How many words have you read today? How many have you spoken? Or written? Or heard? Words are sometimes nothing more than the wallpaper to our lives - in the background and often ignored. But words can also be the most powerful weapon we have.
This year, the Holocaust Memorial Day Trust chose the power of words as the theme for the day, marked on 27 January, the anniversary of the liberation of Auschwitz. We chose this so that we can reflect on how significant and influential words have been in the past – to destroy, to resist, to witness and to bring people together. Today, words are no less important, and with social media, can reach more people and in greater volume than ever before.

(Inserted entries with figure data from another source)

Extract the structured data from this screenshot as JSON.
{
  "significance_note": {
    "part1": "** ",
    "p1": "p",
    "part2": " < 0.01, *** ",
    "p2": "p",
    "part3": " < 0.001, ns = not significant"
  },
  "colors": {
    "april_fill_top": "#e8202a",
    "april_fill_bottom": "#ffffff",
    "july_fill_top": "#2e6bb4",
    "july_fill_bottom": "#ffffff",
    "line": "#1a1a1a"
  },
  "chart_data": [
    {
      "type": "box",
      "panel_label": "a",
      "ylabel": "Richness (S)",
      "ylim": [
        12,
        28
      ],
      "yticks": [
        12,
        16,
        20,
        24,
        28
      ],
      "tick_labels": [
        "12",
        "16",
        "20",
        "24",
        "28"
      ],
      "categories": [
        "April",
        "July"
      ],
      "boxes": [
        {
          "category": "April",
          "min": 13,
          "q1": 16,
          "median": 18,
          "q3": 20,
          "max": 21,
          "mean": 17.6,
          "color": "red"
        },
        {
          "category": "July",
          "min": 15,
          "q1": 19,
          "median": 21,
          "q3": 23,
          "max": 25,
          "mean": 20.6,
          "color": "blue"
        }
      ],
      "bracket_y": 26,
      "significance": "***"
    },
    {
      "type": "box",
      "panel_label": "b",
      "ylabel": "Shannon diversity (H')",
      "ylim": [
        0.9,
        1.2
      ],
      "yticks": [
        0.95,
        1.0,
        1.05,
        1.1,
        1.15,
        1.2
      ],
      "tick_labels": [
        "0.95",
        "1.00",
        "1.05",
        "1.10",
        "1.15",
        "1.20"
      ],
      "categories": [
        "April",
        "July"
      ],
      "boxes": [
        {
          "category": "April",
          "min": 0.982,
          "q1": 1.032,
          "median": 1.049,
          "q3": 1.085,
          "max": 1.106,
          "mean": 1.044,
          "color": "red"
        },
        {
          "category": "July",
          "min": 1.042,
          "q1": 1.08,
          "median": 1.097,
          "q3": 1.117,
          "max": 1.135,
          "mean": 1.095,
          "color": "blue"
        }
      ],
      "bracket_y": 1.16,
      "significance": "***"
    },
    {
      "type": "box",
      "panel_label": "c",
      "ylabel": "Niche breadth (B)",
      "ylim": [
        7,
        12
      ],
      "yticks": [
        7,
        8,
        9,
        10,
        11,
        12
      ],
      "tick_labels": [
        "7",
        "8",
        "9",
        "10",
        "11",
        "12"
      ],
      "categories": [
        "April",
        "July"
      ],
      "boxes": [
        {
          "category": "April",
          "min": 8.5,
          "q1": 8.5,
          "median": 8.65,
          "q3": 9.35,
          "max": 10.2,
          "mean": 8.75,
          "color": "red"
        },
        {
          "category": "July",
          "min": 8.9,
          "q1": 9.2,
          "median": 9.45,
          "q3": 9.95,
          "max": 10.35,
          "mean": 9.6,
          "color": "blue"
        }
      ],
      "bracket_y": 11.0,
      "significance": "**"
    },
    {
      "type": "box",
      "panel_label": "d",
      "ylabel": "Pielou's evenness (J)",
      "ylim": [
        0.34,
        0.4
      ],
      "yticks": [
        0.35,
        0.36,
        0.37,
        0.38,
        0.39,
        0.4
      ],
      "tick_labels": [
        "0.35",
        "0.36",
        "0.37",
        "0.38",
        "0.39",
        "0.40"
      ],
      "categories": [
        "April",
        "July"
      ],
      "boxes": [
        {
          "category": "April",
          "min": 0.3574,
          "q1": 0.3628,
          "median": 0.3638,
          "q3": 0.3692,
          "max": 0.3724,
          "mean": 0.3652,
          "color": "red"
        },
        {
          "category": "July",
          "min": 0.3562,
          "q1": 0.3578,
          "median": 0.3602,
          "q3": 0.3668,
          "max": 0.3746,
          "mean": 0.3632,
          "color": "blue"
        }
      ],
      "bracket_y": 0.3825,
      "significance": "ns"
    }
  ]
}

I want to focus on just two words – Holocaust and Genocide.
Holocaust
Of all the horrific aspects of the Holocaust, I always think the speed with which it came about is one of the most terrifying. In 1931, would any German - Jew or non-Jew – have thought that within ten short years there would be concentration camps operational, and murder happening on an industrial scale across swathes of Europe, with millions of Jews already killed in ghettoes, camps and forests?
The conditions that allowed this to take place meant a cultural and legal embedding of latent (and sometimes, not so hidden) antisemitism on a vast scale.
Propaganda was deliberately used across every sphere of life – children’s toys, school books, posters in shop windows, newspaper articles and so on - and targeted carefully in differentiated ways at children, young people and adults.
Words were used purposefully to stereotype, foster division, whip up prejudice and, ultimately, to persecute. Without a cultural acceptance of the language and ideas used in these ways and the normalisation of separation and discrimination, the later steps that led to the Holocaust could never have taken place.
Genocide
On Holocaust Memorial Day we also mark the subsequent genocides in Cambodia, Rwanda, Bosnia and Darfur. These are all atrocities where alleged perpetrators have been indicted for the crime of ‘genocide’ at an international tribunal.
In each of these cases we see similar processes at work with language used to denigrate and divide communities. The Khmer Rouge repeatedly used divisive slogans to spread fear and to dehumanise those they wanted out of the way.
But it’s not just in the past that we see language being used to deliberately divide and harm.
Today, our world often feels fragile, our society divided and suspicious. A recent parliamentary committee has heard evidence of the abuse suffered by parliamentary candidates - abuse that has frequently been misogynistic and anti-Semitic. This abuse is not confined to those who seek public office and take on a higher profile as part of that work. Ordinary citizens have been intimidated online and subject to vicious attacks, simply for who they are – for example, Jewish, Muslim or female.
Sometimes words are used without fully realising the consequences caused – but on many occasions this hurt and offence is precisely the outcome sought.
Yet at the Holocaust Memorial Day Trust we know that hundreds of thousands of people across the country reject the language of division, and want to come together to commemorate the past, and do more to create a safer, better world. We anticipate approximately 8,000 local events across the UK to mark Holocaust Memorial Day this year – an astonishing number each bringing people together in a positive show of togetherness and defiance in every corner of the country.